If nothing else, Factory Floor has lived up to its name and whatever associations that stem from it. Hyped to the hilt, the so-called post-industrial trio has set its own lofty goals, its very moniker all but asking to be included in a tradition that would connect Factory Floor to Joy Division, New Order, and the Hacienda scene. To add to the mystique of a band only now releasing its first full-length after a string of well-received and appetite-whetting singles and EPs, Factory Floor signed on with DFA Records, a more contemporary point of reference for its angular, punk-minded electro aesthetic. But in a purely descriptive sense, the name Factory Floor literally speaks to the mechanically precise way the group churns out its experimental dance sound. Perhaps the industrial connotations of its earlier releases aren’t quite as apparent on the long-awaited self-titled debut, but you can still hear the gears grind on Factory Floor as glitchy melodies and drilling rhythms do their work against a dark, vacuum-tight backdrop.
Indeed, repetition and efficiency are the operative terms that define Factory Floor’s philosophy, as the threesome wrings out maximum effect out of minimal moves. Appropriately enough, the opening section of the leadoff track “Turn It Up” sets the tone for what follows, as a hammered drum beat starts things off, then gives way to a rat-a-tat rhythm program and a morse-code keyboard line.

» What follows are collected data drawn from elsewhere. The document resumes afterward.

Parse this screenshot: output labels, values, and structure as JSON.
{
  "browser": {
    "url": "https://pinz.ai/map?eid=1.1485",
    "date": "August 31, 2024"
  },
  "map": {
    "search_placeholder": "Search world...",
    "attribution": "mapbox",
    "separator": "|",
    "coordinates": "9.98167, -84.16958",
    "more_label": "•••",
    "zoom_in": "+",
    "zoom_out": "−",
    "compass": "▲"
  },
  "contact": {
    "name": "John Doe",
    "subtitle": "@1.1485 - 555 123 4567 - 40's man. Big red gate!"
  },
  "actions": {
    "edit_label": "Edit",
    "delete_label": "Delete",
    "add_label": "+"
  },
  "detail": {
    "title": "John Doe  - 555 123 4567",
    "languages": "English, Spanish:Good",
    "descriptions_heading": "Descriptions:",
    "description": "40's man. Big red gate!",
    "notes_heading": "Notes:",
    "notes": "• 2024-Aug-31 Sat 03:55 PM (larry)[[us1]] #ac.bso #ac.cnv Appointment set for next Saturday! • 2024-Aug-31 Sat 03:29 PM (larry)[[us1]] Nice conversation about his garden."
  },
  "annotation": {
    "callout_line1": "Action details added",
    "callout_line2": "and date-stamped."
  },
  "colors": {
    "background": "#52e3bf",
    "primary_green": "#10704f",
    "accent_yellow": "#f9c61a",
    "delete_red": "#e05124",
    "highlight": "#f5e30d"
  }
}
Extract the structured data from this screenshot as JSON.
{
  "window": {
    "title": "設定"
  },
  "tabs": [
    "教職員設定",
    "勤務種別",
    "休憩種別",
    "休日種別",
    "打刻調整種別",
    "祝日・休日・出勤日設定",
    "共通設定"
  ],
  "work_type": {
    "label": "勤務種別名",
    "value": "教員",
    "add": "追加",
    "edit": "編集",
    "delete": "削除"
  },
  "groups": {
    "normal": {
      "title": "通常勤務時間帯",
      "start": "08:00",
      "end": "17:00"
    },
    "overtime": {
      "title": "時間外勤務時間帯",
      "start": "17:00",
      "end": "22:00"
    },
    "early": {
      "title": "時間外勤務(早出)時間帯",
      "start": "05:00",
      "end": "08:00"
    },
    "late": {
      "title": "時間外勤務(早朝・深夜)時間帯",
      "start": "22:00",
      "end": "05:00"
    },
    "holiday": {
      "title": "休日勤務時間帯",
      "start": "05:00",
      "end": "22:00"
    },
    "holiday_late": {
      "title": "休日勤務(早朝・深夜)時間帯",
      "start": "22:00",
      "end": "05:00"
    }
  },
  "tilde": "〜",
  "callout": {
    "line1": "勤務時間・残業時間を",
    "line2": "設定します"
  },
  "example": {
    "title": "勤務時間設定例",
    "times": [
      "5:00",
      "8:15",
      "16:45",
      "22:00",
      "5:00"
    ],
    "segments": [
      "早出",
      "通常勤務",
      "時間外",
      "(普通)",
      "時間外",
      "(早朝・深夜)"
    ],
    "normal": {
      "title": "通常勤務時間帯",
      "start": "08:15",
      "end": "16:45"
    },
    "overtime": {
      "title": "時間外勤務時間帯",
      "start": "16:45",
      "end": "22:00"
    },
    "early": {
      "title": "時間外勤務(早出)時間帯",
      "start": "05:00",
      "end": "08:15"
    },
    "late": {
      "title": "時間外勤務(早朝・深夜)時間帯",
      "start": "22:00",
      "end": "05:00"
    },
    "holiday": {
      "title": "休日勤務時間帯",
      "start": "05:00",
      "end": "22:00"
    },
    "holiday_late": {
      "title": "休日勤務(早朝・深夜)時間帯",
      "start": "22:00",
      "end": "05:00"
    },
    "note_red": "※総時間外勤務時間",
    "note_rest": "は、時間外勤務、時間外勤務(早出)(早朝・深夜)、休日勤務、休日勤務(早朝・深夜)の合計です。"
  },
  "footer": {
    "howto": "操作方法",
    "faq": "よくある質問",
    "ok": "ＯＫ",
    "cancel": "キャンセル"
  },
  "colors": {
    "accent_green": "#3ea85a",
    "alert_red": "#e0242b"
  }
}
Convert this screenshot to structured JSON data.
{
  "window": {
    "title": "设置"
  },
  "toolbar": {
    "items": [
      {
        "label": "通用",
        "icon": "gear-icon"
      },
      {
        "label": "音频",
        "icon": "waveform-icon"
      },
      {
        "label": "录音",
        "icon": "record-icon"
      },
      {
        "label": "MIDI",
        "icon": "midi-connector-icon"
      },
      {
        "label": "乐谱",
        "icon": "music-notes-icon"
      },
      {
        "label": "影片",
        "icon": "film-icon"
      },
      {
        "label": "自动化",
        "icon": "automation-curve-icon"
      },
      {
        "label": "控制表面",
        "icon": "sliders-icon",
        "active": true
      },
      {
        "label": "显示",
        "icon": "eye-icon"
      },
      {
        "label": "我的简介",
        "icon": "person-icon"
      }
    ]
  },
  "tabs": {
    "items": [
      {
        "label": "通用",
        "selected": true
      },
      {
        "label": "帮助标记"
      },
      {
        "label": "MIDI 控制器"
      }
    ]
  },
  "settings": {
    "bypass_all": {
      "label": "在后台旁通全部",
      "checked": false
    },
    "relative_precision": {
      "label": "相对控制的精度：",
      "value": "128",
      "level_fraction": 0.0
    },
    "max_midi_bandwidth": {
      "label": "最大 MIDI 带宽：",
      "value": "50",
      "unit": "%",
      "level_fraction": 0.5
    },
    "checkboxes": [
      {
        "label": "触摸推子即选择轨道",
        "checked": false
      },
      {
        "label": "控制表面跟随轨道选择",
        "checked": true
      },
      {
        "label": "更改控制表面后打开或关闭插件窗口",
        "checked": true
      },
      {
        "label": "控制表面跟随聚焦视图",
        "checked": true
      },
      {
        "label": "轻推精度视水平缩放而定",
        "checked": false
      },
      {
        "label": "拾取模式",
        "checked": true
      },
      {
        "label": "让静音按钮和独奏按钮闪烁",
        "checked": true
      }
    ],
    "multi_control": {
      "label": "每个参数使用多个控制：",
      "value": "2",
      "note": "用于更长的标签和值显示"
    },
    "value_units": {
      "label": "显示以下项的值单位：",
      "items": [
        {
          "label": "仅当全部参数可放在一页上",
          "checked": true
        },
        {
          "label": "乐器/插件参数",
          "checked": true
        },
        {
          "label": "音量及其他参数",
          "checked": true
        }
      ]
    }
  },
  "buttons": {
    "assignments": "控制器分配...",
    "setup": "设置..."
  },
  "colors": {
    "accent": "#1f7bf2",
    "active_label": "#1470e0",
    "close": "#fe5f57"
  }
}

It’s the in-and-out-of-phase combinations of the different patterns Gabriel Gurnsey’s drums and Dominic Butler’s synths pursue that create a sense of structure, almost like a tit-for-tat back-and-forth between machines doing their own thing at the same time. As the interaction between the elements picks up with each turn of the cycles, the composition gains steam and reaches critical mass, holding you in its thrall by simply keeping on keeping on. Likewise, “How You Say” gets more and more insinuating over time, earworming its way into your subconscious as static-clung keyboard refrains rub against snapped, stuttering percussion.
It’s when Factory Floor figures out how to create repetition with a difference that the album is at its most evocative and innovative, riffing off and building on the group’s influences by deconstructing their signature moves into their bare, distilled essences — maybe that’s why Factory Floor is tagged as post-industrial, in the way it takes apart then reassembles parts. On the relentless “Fall Back”, you at once notice how New Order is one of Factory Floor’s most obvious referents as well as how the newcomers never take their inspiration too literally or in too rote a way: the keyboard lines have a jittery tunefulness to them à la New Order, but there’s a hardness to them that turns melody into churning, surprisingly insistent rhythms. And with its distant boy-girl vocals, another point of comparison that “Fall Back” suggests would be contemporaries the xx, if only that act’s dark atmospherics were given a sharper edge and its slow-burning desire were steeled from sentimentality. Even more impressive is “Here Again”, which takes Kraftwerk-like synths then strips them of their radiating neon-like quality, drawing out a dark, dry tone from them. And yet, “Here Again” also finds Factory Floor at its most viscerally charged, making room for Nik Colk Void’s processed, almost R&B-ish vocals to add a sensuous dimension that more of wouldn’t hurt the album.
Of course, it’s a fine line to tread between laser-focused play with repetition and lost-in-your-head redundancy, which Factory Floor not surprisingly lapses into here and there, given their m.o. Even though the tracks are almost always intricately rendered and well executed, the blueprint doesn’t feel so original as Factory Floor chugs on, the same elements — especially the signature DFA rhythmic play — being somewhat overused and overdone over the course of the album. Save for “Work Out”, which bounces rapid-fire beats off buoyant blobs of synths to bring in a lighter, almost humorous tenor to the album, a sense of samey-ness that’s not by design can’t help but peek through, as the pacing of the tracks and the individual rhythm parts don’t vary enough when you’re looking at the bigger picture. By the time you reach the closer “Breathe In”, Factory Floor is running on fumes, slowing down and fizzling out as none of its components can generate enough momentum or inject any new energy to end on a high note.
It might be a bit odd to say that a debut effort already sounds old hat, but that’s what Factory Floor kind of feels like the more you get into it and the more it begins to repeat after itself. Still, there’s plenty to suggest that Factory Floor has only scratched the surface of what it’s capable of, something the short pieces that buffer the longer compositions hint at. On these, Factory Floor shows some more tools that could’ve been more fruitfully deployed here and developed in the future, whether it’s Void’s echoing, free-form guitar on “Two” or the minimalist melodies of “Three”. Not so much interludes or tossed-off experiments, they offer Factory Floor new directions to go in that break from the patterns the group has already mastered as it’s just starting up.